NO TAN ALTO, ÍCARO ⇝ Capítulo 5 (Parte I)

 

Capítulo 5 – No somos más que un experimento social

 

Nuestros padres subieron en poco tiempo, cuando él y yo ya habíamos aclarado el vínculo que nos unía y a mí me estaba devorando la vergüenza por haberle confundido con un mero vagabundo. Nos presentaron a todos con mera convencionalidad y también nos presentaron entre nosotros como si él no hubiera estado oliendo mi miedo a cinco centímetros de mi rostro. Delante de sus padres mantuvo la misma expresión de suficiencia y superioridad mientras miraba algo aturdido alrededor, cada detalle de mi casa, cada pequeña decoración de mi salón. Sentí que nos juzgaba a mí y a mi familia con una mera mirada y eso me enfurecía. Me hizo sentir tal impotencia que apreté mis manos en puños mientras mis padres y los suyos discutían animadamente sobre el ambiente, el clima, la contaminación de la ciudad y los malditos charcos de agua que empapaban el suelo holandés de forma permanente.

No dije una sola palabra, y mis padres pudieron tomarlo como un evidente rechazo, pero estaba aturdido y acalorado y solo deseaba irme a mi cuarto a dar una buena y larga bocanada de aire. Pero aquel impulso fue un error porque nada más ponerme en pie, mi padre exclamó. 

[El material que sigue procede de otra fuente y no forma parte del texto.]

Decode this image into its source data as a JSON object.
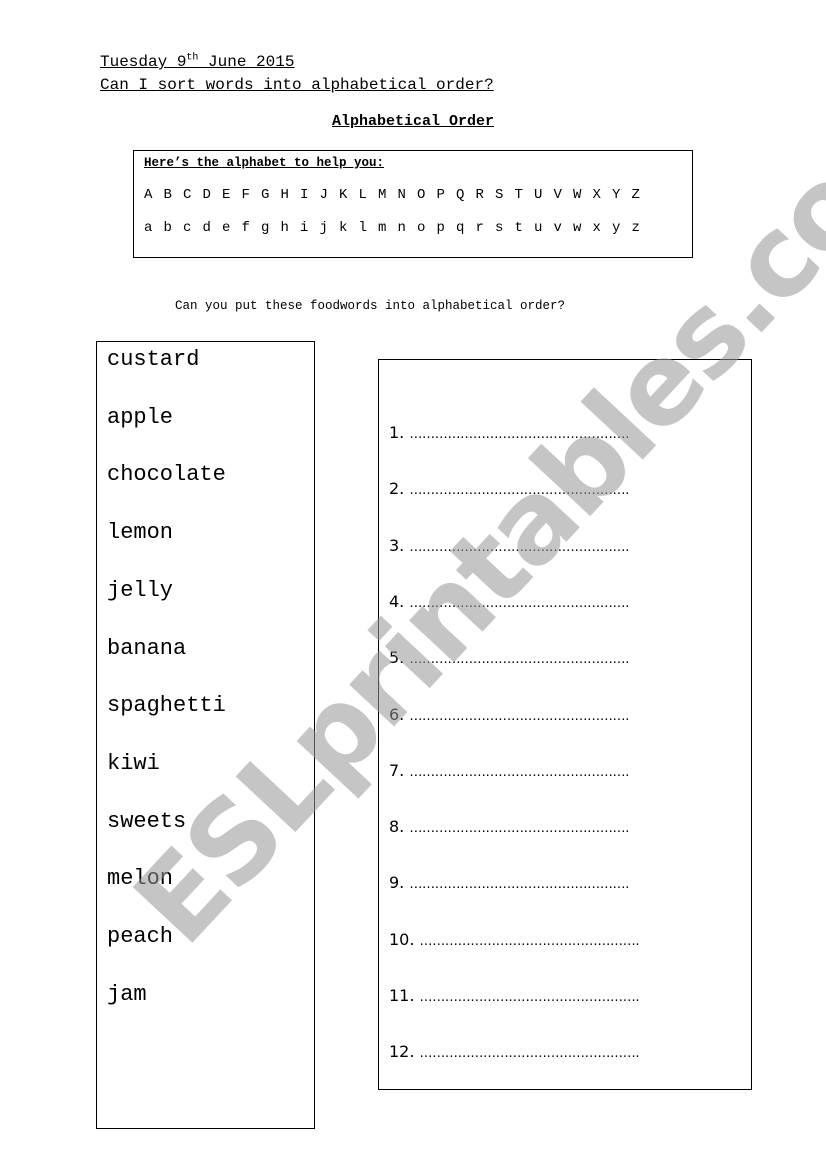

–Sí, eso es Ícaro, lleva a tu primo a tu cuarto y enséñale tus juguetes. Dejad hablar a los mayores. –Esa expresión de mi padre jamás se la había conocido antes. Siempre me había tratado como un adulto, como un igual, incluyéndome en sus conversaciones y animándome a participar en cualquier debate o trifulca. Mi opinión siempre había valido el mismo peso que la suya o que la de cualquiera. Pero esa forma de descalificarme como alguien pequeño e inferior me hizo fruncir el ceño. Si eso era algo puntual por la emoción, lo dejaría pasar por alto, pero si este era el resultado de la influencia que su hermano ejercía sobre él, no me gustarían los años siguientes. 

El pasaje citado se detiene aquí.